Initially, when Holcombe was working on the grants, she didn’t expect to use the printers herself. Now, 3-D printing is one of her personal hobbies.
“Nature has got a genetic code,” she said, holding one of her pieces, a smooth white pinecone. “This [3-D printer] uses a computer code. I’m re-coding nature in an artificial way.”
Previously, the lab was exclusively open to UF art and architecture students and faculty. As of this semester, it is available to students, faculty, staff and anyone in the greater Gainesville community. Currently, about 100 people use the lab; Chandler hopes that number will increase as students in other fields realize the printers’ potential.
“We want to make it so students can come in and create,” he said. Engineers could test their systems. Entrepreneurs could prototype their products.
Since the printers were purchased, they have produced everything from character figurines designed by art students to models of thoracic spines used to study regional anesthesia at Shands.
The lab has two printers: an Objet Eden 260V and a ZCorp ZPrinter 450.
The Objet printer uses a brand-specific resin plastic and prints directly layer-by-layer from an adapted inkjet nozzle. Its maximum build volume is about the size of a compact microwave and is more durable and detailed than the ZPrinter.
The ZPrinter is divided into two chambers. The actual printing takes place on the left-hand side, which is an empty 8-by-10-by-8 inch box with the bottom as a bed of white powder. A standard HP ink cartridge filled with glue builds the layers. When the glue has finished spraying, the object is formed by the white power sticking to the viscous glue. Any remaining powder can be reused for the next batch.
The display screen on the machine counts layers as it builds. It takes 2,000 layers to build a tiny cube.
Over the past five years, 3-D printing has shifted from an expensive prototyping technology to an affordable reality.
Objet sells its printers to everyone from two-person businesses to large corporations like Nike and LEGO. Robert Downey Jr.’s Iron Man 2 suit was prototyped on the same Objet printer that resides in the Fab Lab.

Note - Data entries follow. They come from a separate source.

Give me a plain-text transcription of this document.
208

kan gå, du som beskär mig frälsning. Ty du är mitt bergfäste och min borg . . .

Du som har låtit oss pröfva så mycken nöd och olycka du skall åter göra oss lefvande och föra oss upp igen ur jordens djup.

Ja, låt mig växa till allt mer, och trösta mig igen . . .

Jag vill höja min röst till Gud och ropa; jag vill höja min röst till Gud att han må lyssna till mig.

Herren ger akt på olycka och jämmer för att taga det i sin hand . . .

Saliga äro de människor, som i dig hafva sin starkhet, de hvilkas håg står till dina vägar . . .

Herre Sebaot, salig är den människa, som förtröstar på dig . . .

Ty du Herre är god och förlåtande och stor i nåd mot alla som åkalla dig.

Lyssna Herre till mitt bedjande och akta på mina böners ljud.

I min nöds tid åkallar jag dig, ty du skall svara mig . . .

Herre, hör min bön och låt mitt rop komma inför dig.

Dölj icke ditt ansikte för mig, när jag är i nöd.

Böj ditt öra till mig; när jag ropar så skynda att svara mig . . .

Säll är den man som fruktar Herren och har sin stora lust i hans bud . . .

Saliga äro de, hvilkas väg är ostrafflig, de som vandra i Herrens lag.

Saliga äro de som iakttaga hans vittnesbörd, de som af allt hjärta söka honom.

According to Terry Wohlers, president of Wohlers Associates, Inc., “just about everything but trashcans” is currently prototyped on a 3-D printer. Now, the printers are creating more than just prototypes: 20 percent of their output is a final, usable product.
“It cuts across so many areas,” Wohlers said. “It’s hard to name an industry that hasn’t been or won’t be affected by this.”
Objet, one of the larger 3-D printer manufacturers, has seen a 35 percent increase in sales for the past four years and anticipates the same results this year, according to Bradshaw.
Their standard desktop model cost $100,000 three years ago. Today, thanks to more efficient manufacturing and inkjet developments, a comparable model sells for $20,000.
However, 3-D printing still has its drawbacks.
It costs $110 per semester for Fab Lab membership, which is required to use their printers. Students who need to use the printers for class assignments must pay the fee as well. On top of the membership fee, each print has a pricetag. A print of a palm-sized human heart figure is $200.
Although the cost of the machine itself has decreased considerably, the material can still be expensive. As is the case with regular printers, it’s the cost of ink, or material, that adds up. For 2.4 kilograms of Objet resin, Chandler pays $1,200.
There is also a programming barrier: the object must be created in a 3-D modeling program. Within UF’s art and architecture programs, students take 3-D modeling courses. However, the necessary programs may be foreign to students in most other majors.
For someone who isn’t familiar with 3-D modeling or printing, the technology can seem untouchable. Chandler wants to make the process as accessible as possible for anyone interested in learning by teaching a general elective course in 3-D modeling.
Regardless of the current obstacles, the 3-D printing industry has the potential to change industries from medicine to art even more than it already has.
“It’s taking the factory and putting it in your garage,” Lopez said.